Weighted boots on the hind legs make the horse try harder to lift its feet higher over jumps. Some riders use them in training and warm-up sessions, then remove them before entering the show ring so that the horse feels lighter and springier. Others fit weights just for the competition to make the horse more aware of having to leap higher. However, some horse-show regulations ban the use of weights over about a 1/2 pound, and some ban weights altogether.
Weighted boots change the horse's footfall. In dressage, they can teach the horse to use a higher-stepping gait. In trail riding, weighted boots can help a horse cope with rough or stony ground by encouraging it to lift its feet higher, and all-terrain types, which cover the whole hoof, can help a horse that normally goes barefoot by protecting the sole and wall of the hoof. With gaited horses (which amble in a four-step rhythm rather than trot), weighted boots can make the pace smoother. Horse shoes can weigh as much as boots and have the same effect, but boots are easier to put on and take off quickly.
Weighted boots help strengthen the muscles of the back, shoulders and hindquarters and can increase flexibility. Like non-weighted boots, they also protect from cuts and bruises, especially when jumping, and from overreach or brushing (when a hind foot strikes the foreleg), which can be a problem in dressage or for gaited horses.

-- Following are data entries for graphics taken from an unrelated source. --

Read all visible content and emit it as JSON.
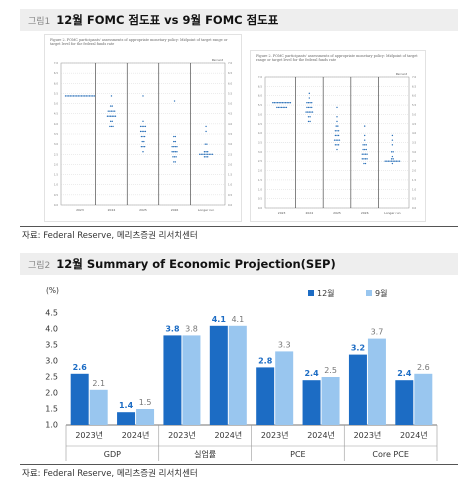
{
  "figure1": {
    "label": "그림1",
    "title": "12월 FOMC 점도표 vs 9월 FOMC 점도표",
    "left_panel": {
      "caption": "Figure 2. FOMC participants' assessments of appropriate monetary policy: Midpoint of target range or target level for the federal funds rate",
      "x_ticks": [
        "2023",
        "2024",
        "2025",
        "2026",
        "Longer run"
      ],
      "y_axis_title": "Percent"
    },
    "right_panel": {
      "caption": "Figure 2. FOMC participants' assessments of appropriate monetary policy: Midpoint of target range or target level for the federal funds rate",
      "x_ticks": [
        "2023",
        "2024",
        "2025",
        "2026",
        "Longer run"
      ],
      "y_axis_title": "Percent"
    },
    "source": "자료: Federal Reserve, 메리츠증권 리서치센터"
  },
  "figure2": {
    "label": "그림2",
    "title": "12월 Summary of Economic Projection(SEP)",
    "source": "자료: Federal Reserve, 메리츠증권 리서치센터"
  },
  "colors": {
    "dec": "#1c6cc4",
    "sep": "#99c6ef",
    "grid": "#bfbfbf",
    "dots": "#2a70b8"
  },
  "chart_data": [
    {
      "type": "scatter",
      "title": "Figure 2. FOMC participants' assessments of appropriate monetary policy (December)",
      "categories": [
        "2023",
        "2024",
        "2025",
        "2026",
        "Longer run"
      ],
      "ylabel": "Percent",
      "points": [
        {
          "x": "2023",
          "y": 5.375,
          "count": 19
        },
        {
          "x": "2024",
          "y": 5.375,
          "count": 1
        },
        {
          "x": "2024",
          "y": 4.875,
          "count": 2
        },
        {
          "x": "2024",
          "y": 4.625,
          "count": 5
        },
        {
          "x": "2024",
          "y": 4.375,
          "count": 6
        },
        {
          "x": "2024",
          "y": 4.125,
          "count": 2
        },
        {
          "x": "2024",
          "y": 3.875,
          "count": 3
        },
        {
          "x": "2025",
          "y": 5.375,
          "count": 1
        },
        {
          "x": "2025",
          "y": 4.125,
          "count": 1
        },
        {
          "x": "2025",
          "y": 3.875,
          "count": 4
        },
        {
          "x": "2025",
          "y": 3.625,
          "count": 4
        },
        {
          "x": "2025",
          "y": 3.375,
          "count": 3
        },
        {
          "x": "2025",
          "y": 3.125,
          "count": 2
        },
        {
          "x": "2025",
          "y": 2.875,
          "count": 3
        },
        {
          "x": "2025",
          "y": 2.625,
          "count": 1
        },
        {
          "x": "2026",
          "y": 5.125,
          "count": 1
        },
        {
          "x": "2026",
          "y": 3.375,
          "count": 2
        },
        {
          "x": "2026",
          "y": 3.125,
          "count": 2
        },
        {
          "x": "2026",
          "y": 2.875,
          "count": 4
        },
        {
          "x": "2026",
          "y": 2.625,
          "count": 4
        },
        {
          "x": "2026",
          "y": 2.375,
          "count": 3
        },
        {
          "x": "2026",
          "y": 2.125,
          "count": 2
        },
        {
          "x": "Longer run",
          "y": 3.875,
          "count": 1
        },
        {
          "x": "Longer run",
          "y": 3.625,
          "count": 1
        },
        {
          "x": "Longer run",
          "y": 3.0,
          "count": 2
        },
        {
          "x": "Longer run",
          "y": 2.625,
          "count": 3
        },
        {
          "x": "Longer run",
          "y": 2.5,
          "count": 9
        },
        {
          "x": "Longer run",
          "y": 2.375,
          "count": 3
        }
      ]
    },
    {
      "type": "scatter",
      "title": "Figure 2. FOMC participants' assessments of appropriate monetary policy (September)",
      "categories": [
        "2023",
        "2024",
        "2025",
        "2026",
        "Longer run"
      ],
      "ylabel": "Percent",
      "points": [
        {
          "x": "2023",
          "y": 5.625,
          "count": 12
        },
        {
          "x": "2023",
          "y": 5.375,
          "count": 7
        },
        {
          "x": "2024",
          "y": 6.125,
          "count": 1
        },
        {
          "x": "2024",
          "y": 5.875,
          "count": 1
        },
        {
          "x": "2024",
          "y": 5.625,
          "count": 4
        },
        {
          "x": "2024",
          "y": 5.375,
          "count": 4
        },
        {
          "x": "2024",
          "y": 5.125,
          "count": 5
        },
        {
          "x": "2024",
          "y": 4.875,
          "count": 2
        },
        {
          "x": "2024",
          "y": 4.625,
          "count": 2
        },
        {
          "x": "2025",
          "y": 5.375,
          "count": 1
        },
        {
          "x": "2025",
          "y": 4.875,
          "count": 1
        },
        {
          "x": "2025",
          "y": 4.625,
          "count": 1
        },
        {
          "x": "2025",
          "y": 4.375,
          "count": 2
        },
        {
          "x": "2025",
          "y": 4.125,
          "count": 3
        },
        {
          "x": "2025",
          "y": 3.875,
          "count": 3
        },
        {
          "x": "2025",
          "y": 3.625,
          "count": 4
        },
        {
          "x": "2025",
          "y": 3.375,
          "count": 3
        },
        {
          "x": "2025",
          "y": 3.125,
          "count": 1
        },
        {
          "x": "2026",
          "y": 4.375,
          "count": 1
        },
        {
          "x": "2026",
          "y": 3.875,
          "count": 1
        },
        {
          "x": "2026",
          "y": 3.625,
          "count": 1
        },
        {
          "x": "2026",
          "y": 3.375,
          "count": 3
        },
        {
          "x": "2026",
          "y": 3.125,
          "count": 3
        },
        {
          "x": "2026",
          "y": 2.875,
          "count": 4
        },
        {
          "x": "2026",
          "y": 2.625,
          "count": 4
        },
        {
          "x": "2026",
          "y": 2.375,
          "count": 2
        },
        {
          "x": "Longer run",
          "y": 3.875,
          "count": 1
        },
        {
          "x": "Longer run",
          "y": 3.625,
          "count": 1
        },
        {
          "x": "Longer run",
          "y": 3.375,
          "count": 1
        },
        {
          "x": "Longer run",
          "y": 3.0,
          "count": 2
        },
        {
          "x": "Longer run",
          "y": 2.75,
          "count": 1
        },
        {
          "x": "Longer run",
          "y": 2.625,
          "count": 2
        },
        {
          "x": "Longer run",
          "y": 2.5,
          "count": 10
        },
        {
          "x": "Longer run",
          "y": 2.375,
          "count": 1
        }
      ]
    },
    {
      "type": "bar",
      "title": "12월 Summary of Economic Projection(SEP)",
      "unit_label": "(%)",
      "ylim": [
        1.0,
        4.5
      ],
      "ytick_step": 0.5,
      "groups": [
        "GDP",
        "실업률",
        "PCE",
        "Core PCE"
      ],
      "categories": [
        "2023년",
        "2024년",
        "2023년",
        "2024년",
        "2023년",
        "2024년",
        "2023년",
        "2024년"
      ],
      "series": [
        {
          "name": "12월",
          "color": "#1c6cc4",
          "values": [
            2.6,
            1.4,
            3.8,
            4.1,
            2.8,
            2.4,
            3.2,
            2.4
          ]
        },
        {
          "name": "9월",
          "color": "#99c6ef",
          "values": [
            2.1,
            1.5,
            3.8,
            4.1,
            3.3,
            2.5,
            3.7,
            2.6
          ]
        }
      ],
      "legend": "top-right",
      "grid": false
    }
  ]
}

Some horse trainers think weighted boots give an unfair, artificial advantage in the jumping ring and can cause muscle or tendon strain in the long term. Trying to change the gait in gaited horses can seem particularly unnatural. A 2009 study at University College, Dublin, has found that although weighted boots definitely made horses lift their hind feet higher when jumping, they could also strain the muscles of the back. Weighting the front limbs may cause knee problems and excessive jerking on the shoulder and lower neck muscles.
Take care that the boots or straps do not rub, constrict the blood supply or cause overheating, which can damage the tendons. Remove the boots frequently to check that the skin stays dry and free of fungal infection or abrasion.